The thrilling denouement is set on Le Train Bleu, a luxury express train which ran between Calais and the French Riviera. As if to accentuate the obvious parallel with From Russia With Love (which used the Orient Express), the train sequence includes a bruising fist-fight in a carriage between Benson and an enemy agent, Captain Vanderbilt, played by Anthony Quayle. Here, Terence Young cannot have failed to draw on his experience filming the seminal fight scene between Bond and Grant in From Russia With Love. Curiously, earlier in the film, Poppy features a wrestling scene between two near-naked women, which echoes the gypsy fight also in From Russia With Love.
Among the star-studded cast of Poppy is a familiar face from the Bond films. Harold Sakata, most famous for playing Oddjob in Goldfinger, appears as Martin, an intermediary in the opium trade. And if most of the Italian and French cast members sound familiar (and identical), it is because they seem to have been dubbed by Robert Rietty, who provided the voices for, among others in the Bond series, Largo in Thunderball and Tiger Tanaka in You Only Live Twice.

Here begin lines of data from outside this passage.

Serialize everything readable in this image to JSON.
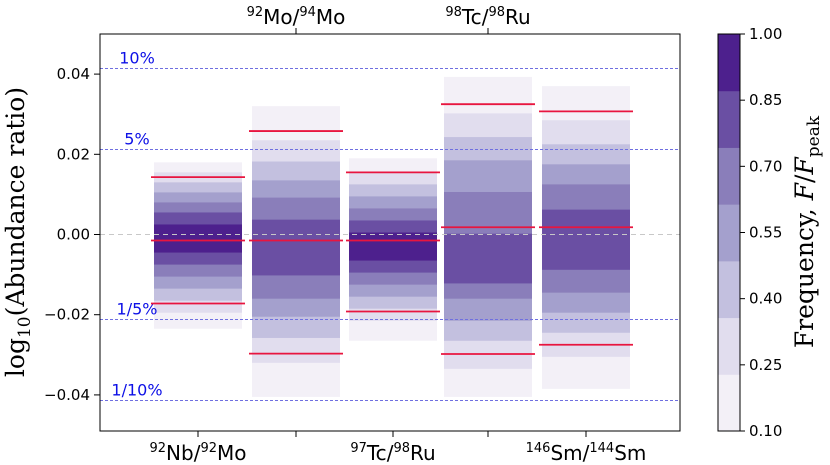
{
  "chart_data": {
    "type": "heatmap",
    "ylabel": "log10(Abundance ratio)",
    "ylabel_parts": {
      "base": "log",
      "sub": "10",
      "rest": "(Abundance ratio)"
    },
    "ylim": [
      -0.049,
      0.05
    ],
    "yticks": [
      {
        "value": 0.04,
        "label": "0.04"
      },
      {
        "value": 0.02,
        "label": "0.02"
      },
      {
        "value": 0.0,
        "label": "0.00"
      },
      {
        "value": -0.02,
        "label": "−0.02"
      },
      {
        "value": -0.04,
        "label": "−0.04"
      }
    ],
    "reference_lines": [
      {
        "value": 0.0414,
        "label": "10%"
      },
      {
        "value": 0.0212,
        "label": "5%"
      },
      {
        "value": -0.0212,
        "label": "1/5%"
      },
      {
        "value": -0.0414,
        "label": "1/10%"
      }
    ],
    "ratios": [
      {
        "label": "Nb/Mo",
        "label_rich": [
          [
            "92",
            "sup"
          ],
          [
            "Nb",
            ""
          ],
          [
            "/",
            ""
          ],
          [
            "92",
            "sup"
          ],
          [
            "Mo",
            ""
          ]
        ],
        "label_row": "bottom",
        "median": -0.0015,
        "lower": -0.0172,
        "upper": 0.0143,
        "levels": [
          [
            -0.0235,
            0.018
          ],
          [
            -0.0195,
            0.0155
          ],
          [
            -0.0165,
            0.013
          ],
          [
            -0.0135,
            0.0105
          ],
          [
            -0.0105,
            0.008
          ],
          [
            -0.0075,
            0.0055
          ],
          [
            -0.0045,
            0.0025
          ]
        ]
      },
      {
        "label": "Mo/Mo",
        "label_rich": [
          [
            "92",
            "sup"
          ],
          [
            "Mo",
            ""
          ],
          [
            "/",
            ""
          ],
          [
            "94",
            "sup"
          ],
          [
            "Mo",
            ""
          ]
        ],
        "label_row": "top",
        "median": -0.0015,
        "lower": -0.0297,
        "upper": 0.0258,
        "levels": [
          [
            -0.0405,
            0.032
          ],
          [
            -0.032,
            0.0235
          ],
          [
            -0.0258,
            0.0182
          ],
          [
            -0.0205,
            0.0135
          ],
          [
            -0.016,
            0.0092
          ],
          [
            -0.0102,
            0.0037
          ]
        ]
      },
      {
        "label": "Tc/Ru",
        "label_rich": [
          [
            "97",
            "sup"
          ],
          [
            "Tc",
            ""
          ],
          [
            "/",
            ""
          ],
          [
            "98",
            "sup"
          ],
          [
            "Ru",
            ""
          ]
        ],
        "label_row": "bottom",
        "median": -0.0015,
        "lower": -0.0192,
        "upper": 0.0155,
        "levels": [
          [
            -0.0265,
            0.019
          ],
          [
            -0.0215,
            0.0155
          ],
          [
            -0.0185,
            0.0125
          ],
          [
            -0.0155,
            0.0095
          ],
          [
            -0.0125,
            0.0065
          ],
          [
            -0.0095,
            0.0035
          ],
          [
            -0.0065,
            0.0005
          ]
        ]
      },
      {
        "label": "Tc/Ru",
        "label_rich": [
          [
            "98",
            "sup"
          ],
          [
            "Tc",
            ""
          ],
          [
            "/",
            ""
          ],
          [
            "98",
            "sup"
          ],
          [
            "Ru",
            ""
          ]
        ],
        "label_row": "top",
        "median": 0.0018,
        "lower": -0.0298,
        "upper": 0.0325,
        "levels": [
          [
            -0.0405,
            0.0393
          ],
          [
            -0.0335,
            0.0302
          ],
          [
            -0.0265,
            0.0243
          ],
          [
            -0.0215,
            0.0185
          ],
          [
            -0.016,
            0.0106
          ],
          [
            -0.0122,
            0.0002
          ]
        ]
      },
      {
        "label": "Sm/Sm",
        "label_rich": [
          [
            "146",
            "sup"
          ],
          [
            "Sm",
            ""
          ],
          [
            "/",
            ""
          ],
          [
            "144",
            "sup"
          ],
          [
            "Sm",
            ""
          ]
        ],
        "label_row": "bottom",
        "median": 0.0018,
        "lower": -0.0275,
        "upper": 0.0307,
        "levels": [
          [
            -0.0385,
            0.037
          ],
          [
            -0.0305,
            0.0285
          ],
          [
            -0.0245,
            0.0225
          ],
          [
            -0.0195,
            0.0175
          ],
          [
            -0.0145,
            0.0125
          ],
          [
            -0.0088,
            0.0062
          ]
        ]
      }
    ],
    "colorbar": {
      "label": "Frequency, F/F_peak",
      "label_parts": {
        "text": "Frequency, ",
        "var": "F",
        "slash": "/",
        "var2": "F",
        "sub": "peak"
      },
      "ticks": [
        "1.00",
        "0.85",
        "0.70",
        "0.55",
        "0.40",
        "0.25",
        "0.10"
      ],
      "colors": [
        "#f3f0f7",
        "#e1ddee",
        "#c3c0df",
        "#a4a0cd",
        "#8a7eba",
        "#6a4fa3",
        "#4d208d"
      ]
    },
    "colors": {
      "bound_line": "#e8153f",
      "reference_line": "#6f6fe0",
      "reference_label": "#0d10e6",
      "zero_line": "#c8c8c8"
    }
  }
}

The Poppy Is Also A Flower isn't a great film – its plot and cast are perhaps overly burdened by the the film's august sponsor and worthiness of the anti-drugs campaign that the film was designed to promote – but it is entertaining enough, and worth watching for the Bond connections. The James Bond films appear to have provided inspiration for many aspects of the plot and characterisation, which was no doubt influenced by Ian Fleming's small, but critical involvement in the project's early stages, and Terence Young's experience directing three of the four Bond films that had been filmed up till then.